Comerciários de Salvador pedem assinatura da convenção coletiva da categoria

O Dia dos Comerciários foi celebrado na Câmara Municipal de Salvador, na manhã desta sexta-feira (8), em audiência pública requerida e dirigida pelo vereador Hélio Ferreira (PCdoB). No encontro ocorrido no auditório do Centro de Cultura, comerciários e dirigentes sindicais pediram a assinatura da convenção coletiva da categoria.

Conforme o vereador Hélio Ferreira, a audiência foi agendada para celebrar a data na Câmara e para encontrar uma solução para o impasse que foi criado entre patrões e empregados por conta da não assinatura da convenção coletiva da categoria. “São mais de três anos sem a convenção coletiva e essa situação está prejudicando a categoria”, frisou Hélio Ferreira.

Ele ressaltou que é fundamental cumprir todos os direitos dos trabalhadores do comércio e reforçou que a assinatura da convenção coletiva é um desses direitos. “Temos que publicizar essa situação da convenção coletiva, fazer o debate, ver qual o tamanho das demandas da categoria e buscar soluções”, disse.

Impasse – O presidente da Central dos Trabalhadores e Trabalhadoras do Brasil (CTB) na Bahia, Pascoal Carneiro, também lamentou que, há três anos, os comerciários aguardam a assinatura da convenção coletiva. “O impasse é péssimo para a categoria”, reconheceu. Disse ainda que a situação vem causando ações na Justiça trazendo prejuízos para o trabalhador e, por conseguinte, para a economia da cidade. “É uma insensatez dos patrões”, acrescentou. Ele também pediu o fim do sindicato patronal, considerando-o uma “distorção” que beneficia o capital.

A economista Nadja Vieira, do Departamento Intersindical de Estatística e Estudos Socioeconômicos (Dieesed), informou que o comércio ocupa a terceira posição na economia da cidade. Disse ainda que a comemoração da data serve para trazer reflexões sobre conquistas de direitos. Ela também fez uma análise do atual momento político do país e considerou o cenário “negativo para o trabalhador”.

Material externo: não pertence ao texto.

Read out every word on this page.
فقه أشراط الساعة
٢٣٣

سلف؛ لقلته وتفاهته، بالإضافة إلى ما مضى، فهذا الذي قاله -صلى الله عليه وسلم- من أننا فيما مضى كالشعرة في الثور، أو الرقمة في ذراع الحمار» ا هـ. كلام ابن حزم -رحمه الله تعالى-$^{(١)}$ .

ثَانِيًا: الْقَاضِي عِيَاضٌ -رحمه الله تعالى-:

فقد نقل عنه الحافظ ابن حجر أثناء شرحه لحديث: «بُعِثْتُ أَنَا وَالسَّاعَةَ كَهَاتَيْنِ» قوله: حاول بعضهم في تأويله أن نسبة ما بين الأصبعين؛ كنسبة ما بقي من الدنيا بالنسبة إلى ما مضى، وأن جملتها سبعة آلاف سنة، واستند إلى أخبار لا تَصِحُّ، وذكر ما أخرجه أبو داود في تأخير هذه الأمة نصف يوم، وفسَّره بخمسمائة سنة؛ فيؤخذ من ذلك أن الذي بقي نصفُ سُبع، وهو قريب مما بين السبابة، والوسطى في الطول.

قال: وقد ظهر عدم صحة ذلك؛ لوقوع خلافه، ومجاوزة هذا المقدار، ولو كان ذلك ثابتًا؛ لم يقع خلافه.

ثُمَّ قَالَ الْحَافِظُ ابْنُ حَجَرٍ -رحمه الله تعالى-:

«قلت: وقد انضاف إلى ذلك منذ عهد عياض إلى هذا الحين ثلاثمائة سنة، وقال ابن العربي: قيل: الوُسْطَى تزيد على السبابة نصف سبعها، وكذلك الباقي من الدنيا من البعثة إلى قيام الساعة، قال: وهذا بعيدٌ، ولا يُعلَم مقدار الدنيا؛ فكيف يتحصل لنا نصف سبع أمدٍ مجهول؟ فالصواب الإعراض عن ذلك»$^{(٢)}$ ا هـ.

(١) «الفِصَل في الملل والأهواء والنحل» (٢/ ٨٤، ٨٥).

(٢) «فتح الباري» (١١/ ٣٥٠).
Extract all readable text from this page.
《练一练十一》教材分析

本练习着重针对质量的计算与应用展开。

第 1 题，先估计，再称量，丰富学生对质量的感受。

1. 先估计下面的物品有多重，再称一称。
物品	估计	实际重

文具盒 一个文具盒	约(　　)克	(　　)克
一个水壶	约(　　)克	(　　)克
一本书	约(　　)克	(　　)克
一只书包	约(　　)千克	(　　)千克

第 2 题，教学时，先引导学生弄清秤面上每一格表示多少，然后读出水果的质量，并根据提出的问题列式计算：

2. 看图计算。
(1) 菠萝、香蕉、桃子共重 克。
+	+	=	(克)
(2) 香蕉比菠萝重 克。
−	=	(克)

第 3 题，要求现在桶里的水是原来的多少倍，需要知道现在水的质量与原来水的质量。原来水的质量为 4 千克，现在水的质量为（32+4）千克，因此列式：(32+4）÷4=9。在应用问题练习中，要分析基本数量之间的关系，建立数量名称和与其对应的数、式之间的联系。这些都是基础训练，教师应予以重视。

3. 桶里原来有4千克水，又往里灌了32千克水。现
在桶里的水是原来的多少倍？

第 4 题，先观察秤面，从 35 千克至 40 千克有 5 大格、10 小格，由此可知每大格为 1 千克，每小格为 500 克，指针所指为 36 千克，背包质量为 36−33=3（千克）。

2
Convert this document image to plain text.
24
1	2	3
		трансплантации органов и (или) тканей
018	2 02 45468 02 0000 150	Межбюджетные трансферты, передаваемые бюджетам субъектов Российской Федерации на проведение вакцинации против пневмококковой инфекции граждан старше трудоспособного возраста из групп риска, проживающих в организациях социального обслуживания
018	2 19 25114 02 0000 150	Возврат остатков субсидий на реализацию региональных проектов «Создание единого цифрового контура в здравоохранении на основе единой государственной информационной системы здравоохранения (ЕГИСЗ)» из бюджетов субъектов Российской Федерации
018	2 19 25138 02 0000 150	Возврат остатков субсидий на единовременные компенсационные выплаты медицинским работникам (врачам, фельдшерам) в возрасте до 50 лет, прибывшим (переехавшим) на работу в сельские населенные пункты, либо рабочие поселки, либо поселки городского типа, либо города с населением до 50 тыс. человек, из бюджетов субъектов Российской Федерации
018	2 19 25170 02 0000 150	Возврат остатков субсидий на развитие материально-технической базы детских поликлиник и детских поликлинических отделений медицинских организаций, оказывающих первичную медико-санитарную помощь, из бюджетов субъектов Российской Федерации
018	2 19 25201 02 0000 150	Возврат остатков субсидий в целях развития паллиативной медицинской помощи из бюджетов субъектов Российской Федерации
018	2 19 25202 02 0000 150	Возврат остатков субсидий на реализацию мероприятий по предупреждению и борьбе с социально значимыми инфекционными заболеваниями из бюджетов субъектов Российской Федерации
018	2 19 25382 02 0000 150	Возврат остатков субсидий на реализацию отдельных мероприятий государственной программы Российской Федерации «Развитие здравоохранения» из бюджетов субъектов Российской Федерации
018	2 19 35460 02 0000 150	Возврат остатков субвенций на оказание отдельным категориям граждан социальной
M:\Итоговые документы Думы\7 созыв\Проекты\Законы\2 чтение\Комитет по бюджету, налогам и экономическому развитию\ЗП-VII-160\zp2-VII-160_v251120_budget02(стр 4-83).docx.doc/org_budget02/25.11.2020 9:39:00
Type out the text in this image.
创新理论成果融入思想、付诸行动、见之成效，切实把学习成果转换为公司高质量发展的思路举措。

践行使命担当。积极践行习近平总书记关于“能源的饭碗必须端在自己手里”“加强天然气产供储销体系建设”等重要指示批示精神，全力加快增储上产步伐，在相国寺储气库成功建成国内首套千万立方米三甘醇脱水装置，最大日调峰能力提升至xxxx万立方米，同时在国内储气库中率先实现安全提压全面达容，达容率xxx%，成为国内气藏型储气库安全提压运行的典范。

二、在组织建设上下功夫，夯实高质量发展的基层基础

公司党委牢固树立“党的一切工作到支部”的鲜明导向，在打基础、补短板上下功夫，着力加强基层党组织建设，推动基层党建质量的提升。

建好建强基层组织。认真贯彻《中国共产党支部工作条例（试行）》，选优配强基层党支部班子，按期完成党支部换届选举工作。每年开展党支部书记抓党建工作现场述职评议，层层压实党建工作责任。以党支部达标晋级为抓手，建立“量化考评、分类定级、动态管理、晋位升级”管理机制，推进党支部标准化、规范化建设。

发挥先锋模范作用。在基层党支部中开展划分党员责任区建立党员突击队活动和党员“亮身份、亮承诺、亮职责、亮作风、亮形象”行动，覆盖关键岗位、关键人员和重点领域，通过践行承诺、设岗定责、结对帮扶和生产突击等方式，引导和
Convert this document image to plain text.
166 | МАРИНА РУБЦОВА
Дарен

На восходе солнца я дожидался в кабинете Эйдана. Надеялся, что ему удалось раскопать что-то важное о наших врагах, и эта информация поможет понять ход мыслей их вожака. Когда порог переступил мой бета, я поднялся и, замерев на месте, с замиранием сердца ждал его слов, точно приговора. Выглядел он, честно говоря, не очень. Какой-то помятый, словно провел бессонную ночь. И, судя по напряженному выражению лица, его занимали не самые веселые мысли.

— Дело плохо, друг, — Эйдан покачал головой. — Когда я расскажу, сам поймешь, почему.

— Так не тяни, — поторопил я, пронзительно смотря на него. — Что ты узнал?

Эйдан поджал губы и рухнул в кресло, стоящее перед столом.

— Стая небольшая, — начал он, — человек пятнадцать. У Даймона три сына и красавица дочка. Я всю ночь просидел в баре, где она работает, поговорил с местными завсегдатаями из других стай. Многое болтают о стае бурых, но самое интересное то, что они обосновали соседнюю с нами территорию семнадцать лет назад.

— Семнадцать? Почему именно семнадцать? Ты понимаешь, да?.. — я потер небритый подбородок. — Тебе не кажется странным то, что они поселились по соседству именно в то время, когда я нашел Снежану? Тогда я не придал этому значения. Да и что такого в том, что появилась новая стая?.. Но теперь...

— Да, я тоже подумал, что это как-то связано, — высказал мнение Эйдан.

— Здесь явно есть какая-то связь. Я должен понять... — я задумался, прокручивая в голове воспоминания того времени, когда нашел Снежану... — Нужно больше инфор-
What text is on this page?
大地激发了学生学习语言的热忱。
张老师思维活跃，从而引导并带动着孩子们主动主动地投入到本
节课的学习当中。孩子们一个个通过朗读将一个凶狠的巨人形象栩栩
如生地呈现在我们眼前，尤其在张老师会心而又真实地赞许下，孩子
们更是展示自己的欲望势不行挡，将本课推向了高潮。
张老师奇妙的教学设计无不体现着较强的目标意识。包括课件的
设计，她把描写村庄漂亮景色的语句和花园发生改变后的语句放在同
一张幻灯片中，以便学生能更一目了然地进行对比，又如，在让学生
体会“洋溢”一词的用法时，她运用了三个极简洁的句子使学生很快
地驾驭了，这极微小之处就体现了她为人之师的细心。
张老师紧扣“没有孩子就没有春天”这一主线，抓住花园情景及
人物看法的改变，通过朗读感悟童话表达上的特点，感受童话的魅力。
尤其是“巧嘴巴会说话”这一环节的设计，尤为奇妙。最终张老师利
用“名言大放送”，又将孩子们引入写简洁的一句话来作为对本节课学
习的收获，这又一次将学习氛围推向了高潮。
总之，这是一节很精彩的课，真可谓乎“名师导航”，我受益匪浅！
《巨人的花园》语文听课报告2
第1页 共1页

O auditor Mário Diniz, fiscal do Trabalho na Bahia, informou que no Brasil existem 2.100 auditores fiscais. O número foi considerado “assustador” para o tamanho da economia do país. Ele também fez coro para ocorrer a assinatura da convenção coletiva. Já Marcos Verlaine, assessor parlamentar do Departamento Intersindical de Assessoria Parlamentar (Diap), fez uma apresentação sobre as mudanças das leis do país que “prejudicam o trabalhador”. A análise teve como ponto de partida o impeachment de Dilma Rousseff. Dentre as leis consideradas nefastas para o trabalhador, Verlaine destacou a que estabelece o Teto de Gastos e as reformas Trabalhista, Previdenciária e Administrativa. Também criticou a Lei dos Gastos com Terceirizados.

Também participaram da audiência pública e fizeram parte da mesa de trabalho o médico Deuclides Cardoso; o presidente do Sindicato dos Comerciários, Renato Ezequiel; a presidente do presidente do Sindicato em Supermercados, Rosa de Souza; o ex-vereador Everaldo Augusto, o presidente da Federação das Associações de Bairros de Salvador, João Benedito, dentre outros.  A atividade legislativa teve apresentação do Coral do Sindsaúde-BA, regido pela maestrina Paola Kaká, e performance poética de Tiago Oliveira.